Other projects are coming along as well. Last spring the Georgelas Group broke ground on its first building, a 25-story residential tower that should be finished by early next year, says Aaron Georgelas, a partner with the firm. The company wants to break ground by the end of this year or early 2014 on a second residential tower with 404 units at its site next to the Spring Hill station on the west side. Then the firm will try to figure out how to stage the rest of its planned residential units — 4,000 over 20 years.
Getting people to live in Tysons is the catalyst, Georgelas says. “You can create all these nifty retail centers and these town centers, but it really becomes organized” when people move in, he says. “People create place. That’s our mantra right now.”
The new CityLine development, Scotts Run South, will start taking shape soon, too. The construction of 425 apartment units is planned to begin early next year.
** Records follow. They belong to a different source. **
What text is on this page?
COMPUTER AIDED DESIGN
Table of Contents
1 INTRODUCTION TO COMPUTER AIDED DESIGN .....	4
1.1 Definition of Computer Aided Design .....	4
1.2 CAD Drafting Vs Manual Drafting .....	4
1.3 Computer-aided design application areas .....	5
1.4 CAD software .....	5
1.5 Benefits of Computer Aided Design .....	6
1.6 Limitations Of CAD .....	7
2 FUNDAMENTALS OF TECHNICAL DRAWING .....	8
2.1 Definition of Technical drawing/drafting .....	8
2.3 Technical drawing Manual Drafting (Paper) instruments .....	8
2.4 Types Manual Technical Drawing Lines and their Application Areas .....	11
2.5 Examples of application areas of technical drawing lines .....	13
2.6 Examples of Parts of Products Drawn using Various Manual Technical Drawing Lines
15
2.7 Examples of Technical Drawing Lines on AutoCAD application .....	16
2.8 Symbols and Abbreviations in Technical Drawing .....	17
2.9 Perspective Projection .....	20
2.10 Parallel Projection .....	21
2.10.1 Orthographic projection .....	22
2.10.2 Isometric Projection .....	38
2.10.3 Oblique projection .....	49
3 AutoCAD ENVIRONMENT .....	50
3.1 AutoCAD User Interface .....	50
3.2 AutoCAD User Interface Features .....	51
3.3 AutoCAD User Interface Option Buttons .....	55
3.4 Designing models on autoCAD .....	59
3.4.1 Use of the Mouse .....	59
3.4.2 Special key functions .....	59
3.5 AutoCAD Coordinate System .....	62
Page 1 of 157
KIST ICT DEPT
Shafer says it might be hard for people to grasp the scale of the overall redevelopment plan of Tysons, which covers almost five square miles. Her favorite graphic for illustrating the potential for Tysons is a map with Tysons overlaid on top of Washington, D.C. “Tysons Corner stretches from Georgetown to the Capitol. And when you think about that, think about how many different places and neighborhoods you pass through when you make that trek from Georgetown through the district,” she says. “It’s just an incredible amount of real estate.”

Capital One’s development should begin this year as well, says company spokeswoman Julie Rakes. It plans to begin utility and road construction this fall and to break ground on new construction in mid-2014, she says. The 26-acre site is next to the McLean Metro station, the easternmost of Tysons’ four stops.

CBRE’s first-quarter analysis says that so far, the arrival of transit in Tysons has not had much impact, though prospective tenants are starting to pay more attention. When the trains start running and the number of residents grows, it will be more clear what impact the development is going to have, and how fast. “We’re just at the cusp of that area being developed,” says Kottmeier.